To understand a yield-farming meaning, it’s important to grasp the concept of what a yield is first. Typically, a yield relates to returns on investments over a period of time. The yield can be measured as an interest earned or as a regular dividend paid back.
Yield farming, however, refers specifically to cryptocurrency markets, and the return earned for lending or ‘staking’ cryptocurrency for a period of time. In a similar way to traditional banks that lend loans for interest, yield farmers lend their cryptocurrency that would otherwise be sitting in an account. In return, they are paid interest in the form of additional crypto assets.
Yield farming explained
Yield farming, which can also be referred to as liquidity mining, involves locking your cryptocurrency in a ‘liquidity pool’ for various decentralised finance (DeFi) projects. These liquidity pools are smart contracts that hold a number of cryptocurrencies as staked by the individual owners.
For putting their crypto money in a liquidity pool, the owners are provided with returns. These returns, in the form of more crypto assets such as cryptocurrency tokens, can be further invested in other liquidity pools to generate more profits.
In a nutshell, yield farming offers an investment strategy for the passive growth of your cryptocurrency by simply locking it in a liquidity pool. However, please note, the broader yield-farming activities can range from staking to lending to borrowing using your crypto assets.
As a yield-farming example, cryptocurrency trading platform Crypto.com allows its users to stake its native CRO coins for various rewards such as interest, cashbacks and premium benefits. You can use their yield farming calculator to find out how much interest you can earn with an amount of tokens and the time you are willing to stake for.
Benefits of yield farming
The strategy of yield farming benefits investors as they can earn by holding their cryptocurrency assets for a period of time. Yet the yield-farming activity also rewards the cryptocurrency platforms as it attracts more users searching for passive returns.
The staked tokens could also gain more value as more investors would buy it for long-term returns. Therefore, yield farming can help in supporting the entire crypto ecosystem.
Risks involved
While yield farming may come across as an excellent opportunity to grow your cryptocurrency portfolio, it is not a risk-free game.

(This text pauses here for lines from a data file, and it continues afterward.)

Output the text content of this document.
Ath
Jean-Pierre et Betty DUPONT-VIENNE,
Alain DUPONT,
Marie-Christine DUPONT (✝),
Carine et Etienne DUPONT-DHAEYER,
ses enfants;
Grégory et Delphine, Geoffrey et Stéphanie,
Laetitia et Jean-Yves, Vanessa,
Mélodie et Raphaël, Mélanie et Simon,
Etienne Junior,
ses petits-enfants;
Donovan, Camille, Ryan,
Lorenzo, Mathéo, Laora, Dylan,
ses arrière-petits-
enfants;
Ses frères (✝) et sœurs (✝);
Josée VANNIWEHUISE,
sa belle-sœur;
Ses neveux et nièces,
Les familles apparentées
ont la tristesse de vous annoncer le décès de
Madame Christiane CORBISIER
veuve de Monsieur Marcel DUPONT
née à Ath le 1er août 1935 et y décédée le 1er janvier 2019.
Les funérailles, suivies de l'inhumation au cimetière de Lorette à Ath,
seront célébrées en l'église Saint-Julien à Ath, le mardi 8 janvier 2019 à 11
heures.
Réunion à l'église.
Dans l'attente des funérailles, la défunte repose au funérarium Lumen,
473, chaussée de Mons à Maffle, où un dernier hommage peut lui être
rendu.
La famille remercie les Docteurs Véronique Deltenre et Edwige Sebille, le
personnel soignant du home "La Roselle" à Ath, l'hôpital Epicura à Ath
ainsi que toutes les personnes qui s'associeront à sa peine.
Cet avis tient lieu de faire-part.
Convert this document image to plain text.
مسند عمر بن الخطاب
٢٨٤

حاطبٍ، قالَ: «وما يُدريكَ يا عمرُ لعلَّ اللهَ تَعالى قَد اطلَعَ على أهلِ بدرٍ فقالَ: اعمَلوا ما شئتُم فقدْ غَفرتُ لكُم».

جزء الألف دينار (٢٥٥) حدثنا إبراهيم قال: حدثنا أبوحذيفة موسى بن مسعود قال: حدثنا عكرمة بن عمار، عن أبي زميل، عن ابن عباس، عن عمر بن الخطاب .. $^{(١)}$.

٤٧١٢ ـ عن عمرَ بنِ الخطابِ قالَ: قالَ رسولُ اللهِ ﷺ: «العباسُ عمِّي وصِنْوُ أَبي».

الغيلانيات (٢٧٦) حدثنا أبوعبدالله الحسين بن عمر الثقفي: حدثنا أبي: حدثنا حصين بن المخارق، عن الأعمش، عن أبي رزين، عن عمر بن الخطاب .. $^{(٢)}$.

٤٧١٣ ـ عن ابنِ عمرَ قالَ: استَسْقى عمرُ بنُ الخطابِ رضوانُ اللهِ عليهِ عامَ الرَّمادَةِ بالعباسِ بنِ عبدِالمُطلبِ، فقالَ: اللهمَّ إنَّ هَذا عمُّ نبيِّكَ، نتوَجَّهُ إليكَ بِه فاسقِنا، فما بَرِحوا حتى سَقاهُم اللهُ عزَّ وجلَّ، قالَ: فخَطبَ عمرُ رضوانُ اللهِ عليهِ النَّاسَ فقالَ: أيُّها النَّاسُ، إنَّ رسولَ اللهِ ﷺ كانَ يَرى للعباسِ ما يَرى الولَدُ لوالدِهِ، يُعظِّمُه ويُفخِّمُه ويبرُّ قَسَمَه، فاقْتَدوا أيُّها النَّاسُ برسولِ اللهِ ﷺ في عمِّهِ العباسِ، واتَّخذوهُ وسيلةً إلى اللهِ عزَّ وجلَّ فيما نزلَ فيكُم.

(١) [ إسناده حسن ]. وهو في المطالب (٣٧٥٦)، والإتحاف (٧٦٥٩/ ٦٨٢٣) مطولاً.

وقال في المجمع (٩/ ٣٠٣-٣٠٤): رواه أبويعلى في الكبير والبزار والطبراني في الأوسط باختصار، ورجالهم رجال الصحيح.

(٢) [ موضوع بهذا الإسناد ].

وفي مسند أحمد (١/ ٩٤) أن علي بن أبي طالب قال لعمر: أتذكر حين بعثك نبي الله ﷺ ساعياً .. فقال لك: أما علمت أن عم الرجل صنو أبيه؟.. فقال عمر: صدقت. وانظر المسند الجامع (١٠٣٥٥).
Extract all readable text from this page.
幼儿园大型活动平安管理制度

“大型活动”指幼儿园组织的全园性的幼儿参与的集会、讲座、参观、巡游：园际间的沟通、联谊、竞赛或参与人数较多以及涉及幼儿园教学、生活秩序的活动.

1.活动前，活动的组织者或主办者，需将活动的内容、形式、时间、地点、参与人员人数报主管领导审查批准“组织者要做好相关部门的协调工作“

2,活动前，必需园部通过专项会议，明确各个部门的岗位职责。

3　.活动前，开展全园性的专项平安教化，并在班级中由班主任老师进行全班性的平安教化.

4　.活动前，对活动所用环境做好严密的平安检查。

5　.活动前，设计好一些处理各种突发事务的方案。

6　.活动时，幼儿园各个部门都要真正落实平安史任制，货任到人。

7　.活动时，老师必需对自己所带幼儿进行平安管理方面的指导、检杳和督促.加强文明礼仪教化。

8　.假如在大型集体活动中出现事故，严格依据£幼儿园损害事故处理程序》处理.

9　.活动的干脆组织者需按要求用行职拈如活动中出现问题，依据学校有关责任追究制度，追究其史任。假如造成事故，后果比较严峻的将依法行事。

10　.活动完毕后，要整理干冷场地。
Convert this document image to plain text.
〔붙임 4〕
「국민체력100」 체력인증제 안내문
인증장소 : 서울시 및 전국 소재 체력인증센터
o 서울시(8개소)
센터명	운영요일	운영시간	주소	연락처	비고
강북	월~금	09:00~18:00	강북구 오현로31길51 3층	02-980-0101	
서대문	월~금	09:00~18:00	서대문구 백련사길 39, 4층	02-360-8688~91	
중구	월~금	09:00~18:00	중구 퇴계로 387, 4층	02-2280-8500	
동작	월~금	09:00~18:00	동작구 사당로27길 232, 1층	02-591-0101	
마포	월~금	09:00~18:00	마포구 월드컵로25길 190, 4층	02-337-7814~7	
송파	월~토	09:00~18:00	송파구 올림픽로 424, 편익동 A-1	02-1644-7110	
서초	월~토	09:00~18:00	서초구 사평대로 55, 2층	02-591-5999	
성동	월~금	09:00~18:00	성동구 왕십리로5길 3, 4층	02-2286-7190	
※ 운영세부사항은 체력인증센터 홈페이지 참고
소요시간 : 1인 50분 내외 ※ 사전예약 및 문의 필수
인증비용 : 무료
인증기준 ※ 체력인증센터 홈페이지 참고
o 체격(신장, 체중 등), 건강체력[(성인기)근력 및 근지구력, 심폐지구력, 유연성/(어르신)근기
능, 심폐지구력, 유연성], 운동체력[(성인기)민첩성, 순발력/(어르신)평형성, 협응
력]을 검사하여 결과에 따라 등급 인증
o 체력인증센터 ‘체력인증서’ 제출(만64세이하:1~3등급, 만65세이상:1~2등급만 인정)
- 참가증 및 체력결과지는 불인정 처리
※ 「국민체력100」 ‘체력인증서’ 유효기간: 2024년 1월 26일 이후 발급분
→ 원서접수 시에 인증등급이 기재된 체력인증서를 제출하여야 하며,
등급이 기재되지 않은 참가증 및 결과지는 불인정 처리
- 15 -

Considering yield farming makes use of secure contracts, which utilise technology to process transactions, it can attract hackers to find loopholes and exploit these liquidity pools to steal funds. Additionally, cryptocurrency markets remain extremely volatile. Any unfavourable price swings of a crypto can cause liquidity risk to its holders.
You should also be aware of scams such as fake decentralised finance (DeFi) projects marketed as liquidity pools by developers to attract investments. These are referred to as ‘rug pulls’, which is why it’s important to conduct due diligence before yield-farming crypto.